- Schools in the US are failing on teaching children civic involvement
- Simply learning facts about democracy (for example) is not nearly enough
- Educators should get their hands dirty and focus more on controversial issues
More and more researchers, teachers and educators are starting to support the idea of a major revolution in education. Now, a new report argues for an overhaul in civics education, saying students aren’t being taught how to become engaged in society.
It’s been understood by many for quite a while that focusing on professional skills in schools is simply not enough – school has a major social component, its main purpose is helping and/or enabling students to become useful members of society in the best way they can. Stanford Graduate School of Education Professor William Damon explains that the U.S. educational system is falling down on its job.
“It’s an urgent issue if this country wants to succeed as a democracy,” said Damon, who directs the Stanford Center on Adolescence, which published the report with the Center for Multicultural Education at the University of Washington-Seattle. Heather Malin, a research associate with the Center on Adolescence, is also one of the co-authors.
His report stresses that being prepared for civic life is not about learning facts about democracy, civil rights and history. Curriculum must also incorporate a sense of belonging and involvement in the civic and even political matters, instilling the true values of democracy.
“A common grounding in the history, values and workings of the American constitutional tradition is essential to ensure access and dedication to citizenship for all students in our increasingly diverse society,” the report says.
The report suggests more emphasis on ideas and concepts such as liberty, equality, opportunity, justice, independence and interdependence.

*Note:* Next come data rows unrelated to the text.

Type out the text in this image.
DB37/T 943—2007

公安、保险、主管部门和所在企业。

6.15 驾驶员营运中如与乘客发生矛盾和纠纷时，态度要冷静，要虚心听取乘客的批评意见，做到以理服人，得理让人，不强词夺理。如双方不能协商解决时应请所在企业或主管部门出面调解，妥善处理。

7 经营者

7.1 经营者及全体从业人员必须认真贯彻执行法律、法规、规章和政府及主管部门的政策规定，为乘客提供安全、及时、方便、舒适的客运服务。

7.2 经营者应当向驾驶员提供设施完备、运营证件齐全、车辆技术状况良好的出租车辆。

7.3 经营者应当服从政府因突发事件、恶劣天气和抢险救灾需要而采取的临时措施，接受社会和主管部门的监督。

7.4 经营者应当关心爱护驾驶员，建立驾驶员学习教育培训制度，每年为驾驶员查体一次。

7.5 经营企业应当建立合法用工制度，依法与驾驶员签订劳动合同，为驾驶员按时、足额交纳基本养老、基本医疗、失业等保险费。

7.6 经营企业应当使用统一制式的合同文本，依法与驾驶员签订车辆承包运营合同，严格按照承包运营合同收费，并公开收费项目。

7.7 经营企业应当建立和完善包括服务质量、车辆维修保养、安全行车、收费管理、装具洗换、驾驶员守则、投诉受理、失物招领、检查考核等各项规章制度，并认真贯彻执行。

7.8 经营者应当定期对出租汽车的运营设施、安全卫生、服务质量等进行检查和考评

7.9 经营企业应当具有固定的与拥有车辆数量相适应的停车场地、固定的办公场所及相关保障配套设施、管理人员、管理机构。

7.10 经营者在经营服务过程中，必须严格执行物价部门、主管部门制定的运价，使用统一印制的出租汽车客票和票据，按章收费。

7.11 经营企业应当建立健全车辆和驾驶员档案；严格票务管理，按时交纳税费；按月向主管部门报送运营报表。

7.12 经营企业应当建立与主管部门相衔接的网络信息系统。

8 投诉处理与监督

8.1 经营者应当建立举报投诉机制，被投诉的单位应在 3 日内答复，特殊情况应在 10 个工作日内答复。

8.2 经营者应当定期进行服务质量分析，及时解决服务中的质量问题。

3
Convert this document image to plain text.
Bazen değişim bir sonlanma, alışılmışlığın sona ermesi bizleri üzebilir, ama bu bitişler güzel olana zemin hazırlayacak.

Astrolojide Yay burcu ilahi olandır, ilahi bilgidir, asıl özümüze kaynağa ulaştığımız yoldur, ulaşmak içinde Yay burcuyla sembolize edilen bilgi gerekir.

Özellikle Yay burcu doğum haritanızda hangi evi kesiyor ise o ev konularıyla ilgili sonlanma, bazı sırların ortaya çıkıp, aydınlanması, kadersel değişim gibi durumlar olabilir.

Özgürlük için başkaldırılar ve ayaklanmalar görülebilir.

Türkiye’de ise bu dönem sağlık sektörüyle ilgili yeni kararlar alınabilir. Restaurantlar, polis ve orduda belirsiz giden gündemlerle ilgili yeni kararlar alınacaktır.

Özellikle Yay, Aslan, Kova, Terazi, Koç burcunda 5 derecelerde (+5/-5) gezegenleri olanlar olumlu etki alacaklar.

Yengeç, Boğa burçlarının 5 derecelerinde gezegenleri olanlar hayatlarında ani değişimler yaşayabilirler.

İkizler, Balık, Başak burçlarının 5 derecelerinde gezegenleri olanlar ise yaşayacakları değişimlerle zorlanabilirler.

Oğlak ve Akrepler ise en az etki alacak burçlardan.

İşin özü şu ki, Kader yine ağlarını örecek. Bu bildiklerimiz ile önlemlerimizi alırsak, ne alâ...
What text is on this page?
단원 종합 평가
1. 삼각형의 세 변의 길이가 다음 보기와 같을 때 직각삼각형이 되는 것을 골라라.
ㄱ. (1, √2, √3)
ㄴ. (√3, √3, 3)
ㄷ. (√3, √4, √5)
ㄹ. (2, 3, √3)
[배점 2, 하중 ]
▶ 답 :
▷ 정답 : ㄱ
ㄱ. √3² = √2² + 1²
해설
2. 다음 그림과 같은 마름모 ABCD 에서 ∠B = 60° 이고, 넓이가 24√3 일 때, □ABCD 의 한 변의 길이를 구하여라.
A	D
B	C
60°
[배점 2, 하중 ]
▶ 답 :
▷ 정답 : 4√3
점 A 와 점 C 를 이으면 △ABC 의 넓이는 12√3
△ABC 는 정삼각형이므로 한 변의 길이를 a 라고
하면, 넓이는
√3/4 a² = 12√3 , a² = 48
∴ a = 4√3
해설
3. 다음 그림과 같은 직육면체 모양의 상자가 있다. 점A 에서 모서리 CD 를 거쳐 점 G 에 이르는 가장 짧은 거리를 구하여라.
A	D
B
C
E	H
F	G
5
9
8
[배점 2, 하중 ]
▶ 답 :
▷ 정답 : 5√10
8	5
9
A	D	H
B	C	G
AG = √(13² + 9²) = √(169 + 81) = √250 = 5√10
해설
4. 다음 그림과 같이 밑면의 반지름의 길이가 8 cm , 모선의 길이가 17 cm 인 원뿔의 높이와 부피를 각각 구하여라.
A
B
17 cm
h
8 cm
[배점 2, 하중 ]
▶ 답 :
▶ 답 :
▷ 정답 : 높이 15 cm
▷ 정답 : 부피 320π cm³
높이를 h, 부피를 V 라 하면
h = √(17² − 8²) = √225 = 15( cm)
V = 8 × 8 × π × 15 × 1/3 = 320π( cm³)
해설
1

Another thing that is underlined is the importance of understanding power – who has it, what does this mean – and what this means for the general society.
Moreover, educators shouldn’t shy away from delicate subjects that may involve political and ideological controversy, urging them to ‘get their hands dirty’. However, they shouldn’t inspire their own ideas and beliefs, leaving the children to form their own opinions and discussions.
“Democracy in practice is emotionally exhilarating and often conflict-ridden. Civic education should reflect this,” the report says.
Active participation is a must; opportunities for involvement in civic and politic matters form an integral part of this type of education.
“This revitalized view of civics is all about inspiring and motivating kids to internalize the values of democracy and get involved,” Malin said. “Learning about how they can be part of the power structure and influence society is empowering for them.”